Meeting three treatment targets could save NHS £727m
Healthcare professionals are being urged to help people with type 2 diabetes to meet their three treatment targets as it could save the NHS more than £727 million across a decade.
The study, supported from the Nuffield Department of Population Health at the University of Oxford and Diabetes UK, showed that those who met their treatment targets lowered their risk of developing diabetes-related complications by £1,037 per person.
NHS England currently spends approximately £10 billion every year on treating diabetes in all its forms. Most of this is spent on treating complications which include sight loss, heart attacks, strokes and nerve damage.
This research shows just how much could be saved if all people with type 2 diabetes over the age of 20 were helped to meet all of their NICE-defined treatment targets Nikki Joule, Policy Manager at Diabetes UK
This figure is likely to increase as the prevalence of type 2 diabetes continues to rise. The number of people living with the condition has doubled in the last 20 years.

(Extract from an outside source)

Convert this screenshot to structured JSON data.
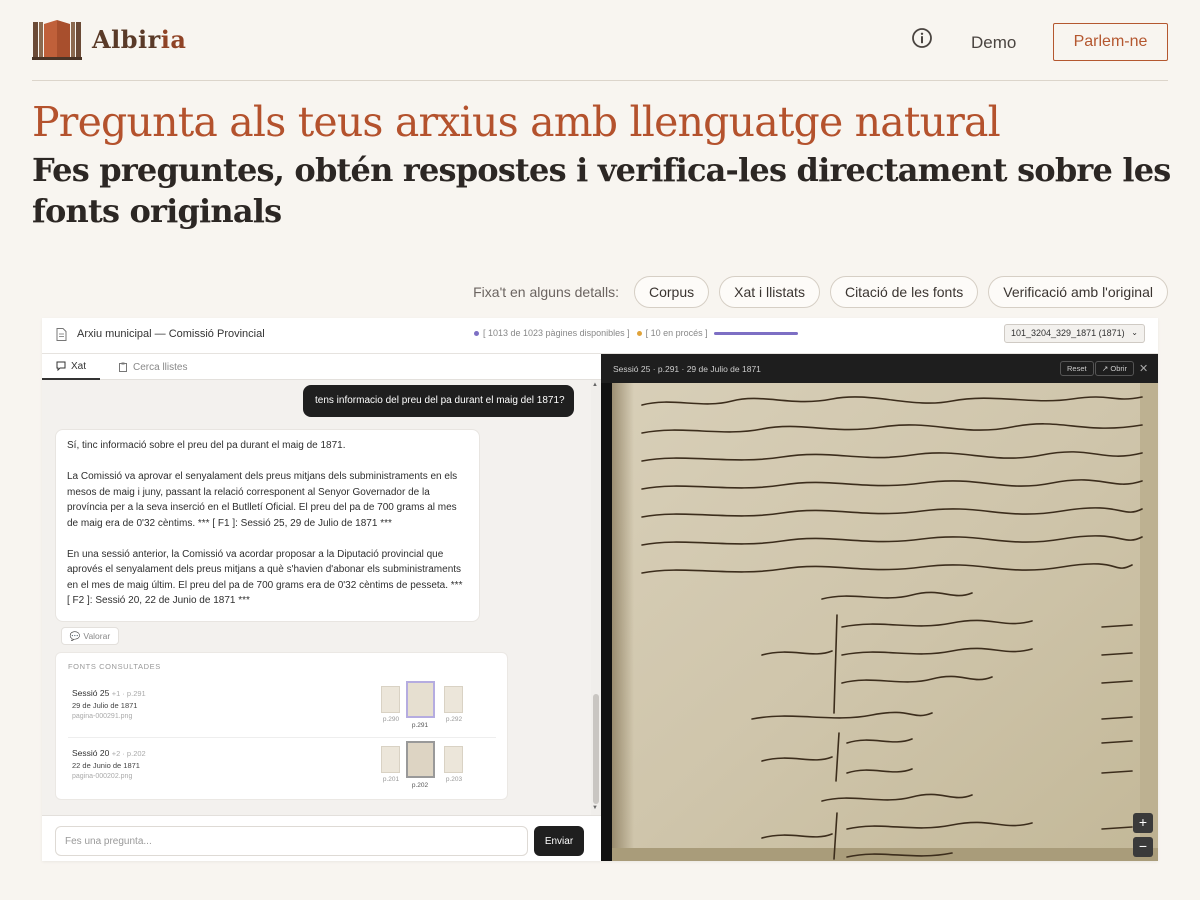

Mi Jun Keng, a researcher at the Nuffield Department of Population Health, University of Oxford, and lead author of the paper, said: “Meeting all three treatment targets reduces the costs to the NHS of treating complications by about £1000 per patient. This could lead to substantial savings for the NHS considering the high and increasing prevalence of Type 2 diabetes in England and Wales.”
Nikki Joule, Policy Manager at Diabetes UK, said: “This research shows just how much could be saved if all people with type 2 diabetes over the age of 20 were helped to meet all of their NICE-defined treatment targets. Currently, fewer than two in five meet all three, and this needs to change.
“We hope these findings categorically demonstrate to healthcare commissioners that there are significant economic benefits in improving the support people with type 2 diabetes receive to help them manage their condition.
“It’s vital that all people with diabetes are given the support they need to meet as many of their treatment targets as possible. This will help people with diabetes live longer, healthier lives and could also save money for our already stretched NHS.”
The research also showed that meeting all three treatment targets leads to an additional 1.5 years of healthy life per person due to a reduced risk of complications.
Professor Borislava Mihaylova, the senior author of the paper, noted: “Our study shows that if the 10 per cent lowest performing GP practices (with about a quarter of their patients meeting the targets) were to reach the target levels achieved by the top 10 per cent performing GP practices (with about half of patients meeting the targets), they would realise an average gain of 30 years of life for every 100 patients or 3.6 months per patient. These benefits would more than double if they could get all their patients to meet all three treatment targets.”
While the research focuses on just three treatment targets, people with diabetes are also entitled to their 15 healthcare essentials.